Friday, November 07, 2008

I Played Resistance 2 All Night Long!

No, I wasn't up overnight in front of my big screen TV playing the latest and greatest in video games... I was in bed, half-awake and half-asleep, with a seemingly-endless supply of Resistance 2 teammates in front of me who desperately needed health from my Rings of Life gun! That seemed to go on for the entire eight or nine hours that I was in bed, to the degree that I barely felt like I'd slept at all! It was a very frustrating night, and may in fact have been my subconscious telling me that I really shouldn't play quite so many hours of the game before heading to bed.

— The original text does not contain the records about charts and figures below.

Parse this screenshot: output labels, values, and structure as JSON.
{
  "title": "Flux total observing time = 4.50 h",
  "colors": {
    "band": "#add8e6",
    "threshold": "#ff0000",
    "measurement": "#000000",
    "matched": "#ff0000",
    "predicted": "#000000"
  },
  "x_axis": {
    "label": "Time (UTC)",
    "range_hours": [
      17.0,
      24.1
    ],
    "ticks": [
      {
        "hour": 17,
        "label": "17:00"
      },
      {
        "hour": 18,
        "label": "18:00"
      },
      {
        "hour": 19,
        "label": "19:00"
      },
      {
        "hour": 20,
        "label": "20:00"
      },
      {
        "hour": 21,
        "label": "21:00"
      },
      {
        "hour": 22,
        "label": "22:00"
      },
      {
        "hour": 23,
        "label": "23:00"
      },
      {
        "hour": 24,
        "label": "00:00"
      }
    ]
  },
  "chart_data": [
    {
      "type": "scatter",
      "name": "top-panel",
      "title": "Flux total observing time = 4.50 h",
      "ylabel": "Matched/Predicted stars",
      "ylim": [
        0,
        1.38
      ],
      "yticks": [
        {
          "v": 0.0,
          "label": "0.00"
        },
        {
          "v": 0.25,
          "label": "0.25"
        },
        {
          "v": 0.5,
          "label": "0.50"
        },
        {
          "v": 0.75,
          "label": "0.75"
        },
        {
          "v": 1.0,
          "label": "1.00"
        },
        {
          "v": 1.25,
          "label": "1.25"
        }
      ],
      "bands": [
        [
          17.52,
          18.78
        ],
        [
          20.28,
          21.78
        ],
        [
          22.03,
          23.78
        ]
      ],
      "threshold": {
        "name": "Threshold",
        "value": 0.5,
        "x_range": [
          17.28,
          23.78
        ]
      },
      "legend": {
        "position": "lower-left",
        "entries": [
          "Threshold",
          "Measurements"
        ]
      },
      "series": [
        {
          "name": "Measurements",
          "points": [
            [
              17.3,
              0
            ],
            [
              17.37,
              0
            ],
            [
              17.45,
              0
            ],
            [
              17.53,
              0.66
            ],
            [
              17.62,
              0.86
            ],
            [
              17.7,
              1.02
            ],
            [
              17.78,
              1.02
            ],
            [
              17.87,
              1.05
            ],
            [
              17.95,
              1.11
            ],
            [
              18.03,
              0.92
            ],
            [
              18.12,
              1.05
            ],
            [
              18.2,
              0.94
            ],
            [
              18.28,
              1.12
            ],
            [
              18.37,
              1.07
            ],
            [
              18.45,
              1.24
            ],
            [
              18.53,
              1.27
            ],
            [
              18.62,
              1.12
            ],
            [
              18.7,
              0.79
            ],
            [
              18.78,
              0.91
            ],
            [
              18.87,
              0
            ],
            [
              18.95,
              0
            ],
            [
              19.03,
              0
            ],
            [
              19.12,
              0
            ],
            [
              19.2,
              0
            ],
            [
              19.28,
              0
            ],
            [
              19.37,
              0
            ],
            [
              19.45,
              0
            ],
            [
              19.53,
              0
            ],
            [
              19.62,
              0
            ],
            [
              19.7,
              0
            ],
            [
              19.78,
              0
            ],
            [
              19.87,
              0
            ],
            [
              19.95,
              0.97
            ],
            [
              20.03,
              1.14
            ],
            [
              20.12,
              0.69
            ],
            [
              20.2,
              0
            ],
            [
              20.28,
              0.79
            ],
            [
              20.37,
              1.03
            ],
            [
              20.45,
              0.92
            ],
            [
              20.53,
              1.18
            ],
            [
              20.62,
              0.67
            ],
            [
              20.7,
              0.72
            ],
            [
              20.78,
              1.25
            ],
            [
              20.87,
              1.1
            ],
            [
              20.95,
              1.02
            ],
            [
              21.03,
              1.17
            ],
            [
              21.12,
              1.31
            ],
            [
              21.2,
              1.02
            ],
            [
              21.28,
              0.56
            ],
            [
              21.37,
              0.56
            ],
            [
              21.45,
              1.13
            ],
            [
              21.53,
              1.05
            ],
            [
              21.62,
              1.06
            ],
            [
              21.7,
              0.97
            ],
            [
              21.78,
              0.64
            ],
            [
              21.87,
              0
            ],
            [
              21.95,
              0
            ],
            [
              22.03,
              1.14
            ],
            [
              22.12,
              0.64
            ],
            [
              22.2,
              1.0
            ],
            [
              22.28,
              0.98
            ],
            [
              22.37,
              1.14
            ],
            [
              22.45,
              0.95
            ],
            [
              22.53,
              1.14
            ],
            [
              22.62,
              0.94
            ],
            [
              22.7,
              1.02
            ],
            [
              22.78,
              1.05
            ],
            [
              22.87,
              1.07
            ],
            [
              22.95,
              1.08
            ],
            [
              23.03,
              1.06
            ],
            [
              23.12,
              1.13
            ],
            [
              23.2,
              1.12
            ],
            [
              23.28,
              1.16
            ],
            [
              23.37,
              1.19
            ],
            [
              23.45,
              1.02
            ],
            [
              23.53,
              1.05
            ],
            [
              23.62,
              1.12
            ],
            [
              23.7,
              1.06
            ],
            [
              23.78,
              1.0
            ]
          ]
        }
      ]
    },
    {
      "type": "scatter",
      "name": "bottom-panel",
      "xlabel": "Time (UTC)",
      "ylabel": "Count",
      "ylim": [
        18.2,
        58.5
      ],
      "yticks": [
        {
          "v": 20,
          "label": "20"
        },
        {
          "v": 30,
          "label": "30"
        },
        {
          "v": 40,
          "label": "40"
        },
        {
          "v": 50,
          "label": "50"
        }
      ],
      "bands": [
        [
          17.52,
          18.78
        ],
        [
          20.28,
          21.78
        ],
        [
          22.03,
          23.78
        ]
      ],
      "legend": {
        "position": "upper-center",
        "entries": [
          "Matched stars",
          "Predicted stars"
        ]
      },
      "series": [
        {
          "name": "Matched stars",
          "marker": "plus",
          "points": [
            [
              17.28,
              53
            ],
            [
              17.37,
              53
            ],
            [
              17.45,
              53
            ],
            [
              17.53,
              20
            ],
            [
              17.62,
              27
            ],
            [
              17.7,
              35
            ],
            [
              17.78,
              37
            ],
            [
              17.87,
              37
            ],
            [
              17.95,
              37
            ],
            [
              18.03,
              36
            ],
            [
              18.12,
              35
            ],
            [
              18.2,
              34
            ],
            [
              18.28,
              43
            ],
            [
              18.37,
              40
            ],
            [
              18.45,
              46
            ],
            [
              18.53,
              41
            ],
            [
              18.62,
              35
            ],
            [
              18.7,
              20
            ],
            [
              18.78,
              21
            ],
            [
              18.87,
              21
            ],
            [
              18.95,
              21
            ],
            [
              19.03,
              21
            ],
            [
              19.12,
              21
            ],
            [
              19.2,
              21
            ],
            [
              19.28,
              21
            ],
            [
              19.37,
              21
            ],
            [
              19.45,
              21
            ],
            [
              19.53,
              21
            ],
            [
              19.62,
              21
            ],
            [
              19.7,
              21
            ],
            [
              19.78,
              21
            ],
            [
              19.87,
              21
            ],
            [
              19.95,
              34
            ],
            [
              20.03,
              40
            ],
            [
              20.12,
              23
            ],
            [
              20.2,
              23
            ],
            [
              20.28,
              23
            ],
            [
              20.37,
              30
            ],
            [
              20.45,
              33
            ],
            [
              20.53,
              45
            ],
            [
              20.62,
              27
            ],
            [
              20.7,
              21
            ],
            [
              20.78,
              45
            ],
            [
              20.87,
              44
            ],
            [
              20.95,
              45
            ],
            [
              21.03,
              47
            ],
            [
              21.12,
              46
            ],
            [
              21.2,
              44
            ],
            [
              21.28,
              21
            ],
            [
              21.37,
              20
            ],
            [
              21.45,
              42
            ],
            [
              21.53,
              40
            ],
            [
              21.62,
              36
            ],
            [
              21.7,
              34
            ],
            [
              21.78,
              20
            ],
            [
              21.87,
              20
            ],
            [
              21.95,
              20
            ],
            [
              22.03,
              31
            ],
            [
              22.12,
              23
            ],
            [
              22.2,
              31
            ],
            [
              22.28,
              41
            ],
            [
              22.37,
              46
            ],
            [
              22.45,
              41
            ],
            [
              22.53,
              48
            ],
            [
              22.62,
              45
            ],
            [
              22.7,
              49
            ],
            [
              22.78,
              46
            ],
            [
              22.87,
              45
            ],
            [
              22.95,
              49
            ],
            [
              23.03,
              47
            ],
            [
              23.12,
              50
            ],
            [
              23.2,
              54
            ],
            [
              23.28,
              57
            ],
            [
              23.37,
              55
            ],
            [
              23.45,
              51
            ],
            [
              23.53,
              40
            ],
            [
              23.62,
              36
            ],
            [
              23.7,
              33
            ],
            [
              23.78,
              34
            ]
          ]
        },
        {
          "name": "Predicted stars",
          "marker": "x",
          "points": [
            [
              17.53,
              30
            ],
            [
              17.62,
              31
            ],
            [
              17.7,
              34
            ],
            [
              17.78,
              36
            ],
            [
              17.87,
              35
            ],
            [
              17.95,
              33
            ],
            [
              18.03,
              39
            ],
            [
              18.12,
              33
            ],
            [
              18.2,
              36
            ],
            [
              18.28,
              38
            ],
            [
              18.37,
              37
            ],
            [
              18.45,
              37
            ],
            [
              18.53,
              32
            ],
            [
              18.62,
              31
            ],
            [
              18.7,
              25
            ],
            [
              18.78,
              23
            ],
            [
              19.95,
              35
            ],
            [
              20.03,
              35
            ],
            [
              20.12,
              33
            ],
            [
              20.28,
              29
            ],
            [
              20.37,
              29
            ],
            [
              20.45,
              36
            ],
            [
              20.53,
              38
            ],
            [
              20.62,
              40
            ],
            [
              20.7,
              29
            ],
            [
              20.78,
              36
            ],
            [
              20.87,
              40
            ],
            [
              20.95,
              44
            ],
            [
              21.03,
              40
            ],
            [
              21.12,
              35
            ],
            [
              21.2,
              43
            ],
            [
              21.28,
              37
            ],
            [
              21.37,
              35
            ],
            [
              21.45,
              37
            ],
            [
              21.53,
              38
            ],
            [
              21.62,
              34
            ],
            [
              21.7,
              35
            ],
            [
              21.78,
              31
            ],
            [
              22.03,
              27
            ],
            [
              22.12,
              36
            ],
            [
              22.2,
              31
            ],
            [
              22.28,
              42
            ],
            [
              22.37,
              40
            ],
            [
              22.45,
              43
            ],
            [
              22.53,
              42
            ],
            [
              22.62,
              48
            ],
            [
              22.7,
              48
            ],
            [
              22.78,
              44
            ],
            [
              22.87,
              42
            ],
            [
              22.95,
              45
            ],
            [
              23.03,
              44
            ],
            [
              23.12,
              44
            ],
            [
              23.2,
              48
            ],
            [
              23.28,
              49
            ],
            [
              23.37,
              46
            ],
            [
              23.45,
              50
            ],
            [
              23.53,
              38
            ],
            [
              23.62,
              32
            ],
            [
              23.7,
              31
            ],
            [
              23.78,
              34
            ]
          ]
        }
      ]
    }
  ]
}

And I should probably heed that advice!

It's been quite the week for bizarre dreams, as on Wednesday night I had two completely different dreams (separated by waking up between them!) about being chased by the Hulk! In each case I was trying to find hiding places where he wouldn't be able to see me, and sometimes I'd look out through a peek hole to spot a tree trunk-like green leg passing by ever so close to my location. Both dreams were intense enough that I finally forced myself to wake up from them at some point. I've never really considered Bruce Banner's alter ego to be all that viscerally frightening before... but now I do!

Wednesday, November 05, 2008

35 At 45

My 45 year old body climbed onto my bicycle today amidst the gorgeous 18 degree Celcius weather (making it feel more like early May than early November) and cycled downtown to get this week's small haul of comics. With that, I pushed my biking streak to 35, as in 35 consecutive months now (going back to January 2006) during which I've ridden my bike downtown at least once.

I'd pat myself on the back except that it's probably more a reflection of the effect of Climate Change than anything else at the core of this otherwise-impressive feat. But still...

Michael Crichton R.I.P.

Coming as a bit of a shock to a lot of people (including me), best-selling author Michael Crichton died yesterday at the age of 66, losing a battle with cancer that most of the population outside of his inner circle didn't even know he was waging. You can read the Associated Press obituary for him here.

At one point in my life, I'd have named Crichton as one of my favourite authors. I think it's safe to say that if I haven't read every one of his novels, I'm probably in the 80 - 90% range in that regard. One of this earliest works, The Great Train Robbery, is wonderfully written and completely wrapped me up in its story despite having no science fiction angle (unlike the vast majority of his work). Andromeda Strain and Jurassic Park are two other faves of mine from his bibliography.

Over the past decade or so, though, the quality of his tales seemed to dip (or maybe my reading bar got higher... hard to know!) I found that I was still picking up each new release (or rather, Vicki was, and I was getting them for Christmas) but I was spending more time lamenting his destruction of my willing suspension of disbelief with his poor execution of what were truly interesting concepts than I was in the enjoyment of the words on the page. With State of Fear, as noted in the AP obit linked to above, he ventured into the territory of "Climate Change Denouncer" and began to really lose me as a fan. At first I bought some of his arguments about Global Warming being pseudo-science but then the irrefutable evidence started to mount against that, and that cost Crichton a considerable amount of credibility with me and many other readers. It's too bad, because over the past few years he was probably getting as much press for that poorly-reasoned stance as he was for his impressive body of work.

And even if you didn't enjoy his novels, you also have Michael Crichton to thank for the terrific TV show, ER (now in its final season). That alone would make his life time well spent!